Aos pobres, faltam recursos jurídicos, porque faltam recursos
econômicos. Como ocorre na saúde pública, não há remédio jurídico. A salus
publica está longe de ver relacionadas a Ética e o Direito. Não temos Justiça
Política, simplesmente porque nosso direito está apartado da Ética.
Nem se fale da corrupção de magistrados, pois advogados com
peso de ouro travam o Judiciário, “arrastam” os processos por décadas e tornam
a Justiça cada vez mais emperrada e a República cada vez mais pobre, conforme
podemos ver e sentir na exasperação que se propaga nas mídias, entrevistas,
análises políticas, redes sociais etc.
Esta burocracia, na forma de Processo Civil e Processo Penal,
elaborada pelo Legislativo, e que o judiciário deveria transformar em regras
úteis, é a mesma que acobertou os filhos do coronelismo, que se alimentou do
bacharelismo desenvolvido pelos senhores de escravos e que, por sua vez,
arrotava um estrangeirismo insuportável vindo dos rincões portugueses.

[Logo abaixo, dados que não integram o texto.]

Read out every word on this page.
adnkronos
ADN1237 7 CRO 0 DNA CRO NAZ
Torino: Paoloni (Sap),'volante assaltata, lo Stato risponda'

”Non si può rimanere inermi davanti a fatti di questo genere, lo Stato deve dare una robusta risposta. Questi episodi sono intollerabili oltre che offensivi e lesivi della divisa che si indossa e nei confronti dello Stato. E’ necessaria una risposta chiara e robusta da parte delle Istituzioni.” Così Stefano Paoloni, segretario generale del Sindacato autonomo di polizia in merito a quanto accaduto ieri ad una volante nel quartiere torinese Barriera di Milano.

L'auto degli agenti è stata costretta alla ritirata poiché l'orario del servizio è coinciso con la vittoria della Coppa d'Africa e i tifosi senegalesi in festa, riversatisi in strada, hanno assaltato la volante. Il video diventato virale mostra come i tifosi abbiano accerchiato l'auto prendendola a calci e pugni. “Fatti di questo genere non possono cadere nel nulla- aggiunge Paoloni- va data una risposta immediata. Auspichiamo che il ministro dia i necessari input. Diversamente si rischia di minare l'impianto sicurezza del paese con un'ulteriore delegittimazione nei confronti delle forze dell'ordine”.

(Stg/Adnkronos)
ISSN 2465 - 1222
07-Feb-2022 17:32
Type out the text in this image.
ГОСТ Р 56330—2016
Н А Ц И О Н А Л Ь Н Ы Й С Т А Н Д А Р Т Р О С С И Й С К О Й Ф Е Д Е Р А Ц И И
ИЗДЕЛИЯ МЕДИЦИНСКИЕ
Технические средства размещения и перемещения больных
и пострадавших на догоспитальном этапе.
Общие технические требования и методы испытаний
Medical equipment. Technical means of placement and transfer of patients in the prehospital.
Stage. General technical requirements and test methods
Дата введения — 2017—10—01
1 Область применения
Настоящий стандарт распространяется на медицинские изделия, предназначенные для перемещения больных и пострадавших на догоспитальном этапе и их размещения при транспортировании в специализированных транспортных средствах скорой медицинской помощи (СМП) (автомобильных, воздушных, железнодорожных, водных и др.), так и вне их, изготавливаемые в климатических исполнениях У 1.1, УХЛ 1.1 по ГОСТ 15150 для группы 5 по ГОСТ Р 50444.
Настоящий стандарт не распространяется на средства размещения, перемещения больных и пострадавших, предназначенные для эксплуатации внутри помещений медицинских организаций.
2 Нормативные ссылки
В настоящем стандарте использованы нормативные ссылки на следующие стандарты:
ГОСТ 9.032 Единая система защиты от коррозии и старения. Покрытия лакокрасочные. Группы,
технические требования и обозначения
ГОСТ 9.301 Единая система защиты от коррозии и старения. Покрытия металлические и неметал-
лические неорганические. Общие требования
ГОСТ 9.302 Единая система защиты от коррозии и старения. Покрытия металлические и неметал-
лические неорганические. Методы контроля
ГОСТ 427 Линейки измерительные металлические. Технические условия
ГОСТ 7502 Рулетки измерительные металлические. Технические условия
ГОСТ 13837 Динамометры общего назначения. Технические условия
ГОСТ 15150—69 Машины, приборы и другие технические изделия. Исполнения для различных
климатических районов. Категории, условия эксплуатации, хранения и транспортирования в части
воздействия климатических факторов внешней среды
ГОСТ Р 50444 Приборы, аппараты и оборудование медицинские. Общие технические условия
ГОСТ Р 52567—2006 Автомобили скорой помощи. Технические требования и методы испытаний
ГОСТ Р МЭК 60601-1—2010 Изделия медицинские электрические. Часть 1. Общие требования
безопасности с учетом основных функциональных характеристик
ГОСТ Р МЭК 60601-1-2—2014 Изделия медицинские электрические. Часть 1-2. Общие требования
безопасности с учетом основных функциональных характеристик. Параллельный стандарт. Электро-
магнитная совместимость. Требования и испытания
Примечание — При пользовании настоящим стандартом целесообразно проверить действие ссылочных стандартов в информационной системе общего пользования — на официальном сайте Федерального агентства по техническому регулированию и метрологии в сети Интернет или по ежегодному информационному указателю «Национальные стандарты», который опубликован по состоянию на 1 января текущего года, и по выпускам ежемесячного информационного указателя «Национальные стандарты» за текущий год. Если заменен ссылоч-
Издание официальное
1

Desde então somos escravos da injustiça. Certamente, estamos
cada vez com menos paciência frente aos desmandos de quem deveria por caráter,
função e até “juramento”, pautar suas decisões pela promoção do bem comum e dos
fundamentos do Estado brasileiro.
É certo que o direito não se presta apenas à opressão
social, de classe, mas em nosso caso, permanece a servir como uma luva para
aqueles que preferem perder os dedos a devolver os anéis larapiados. Porém, bem
sabemos que, quanto mais saqueado e oprimido o povo, mais intolerante ele se
torna.
Autor
Professor Adjunto II do
Departamento de Ciências Jurídicas da Universidade Federal de Rondônia – UFRO.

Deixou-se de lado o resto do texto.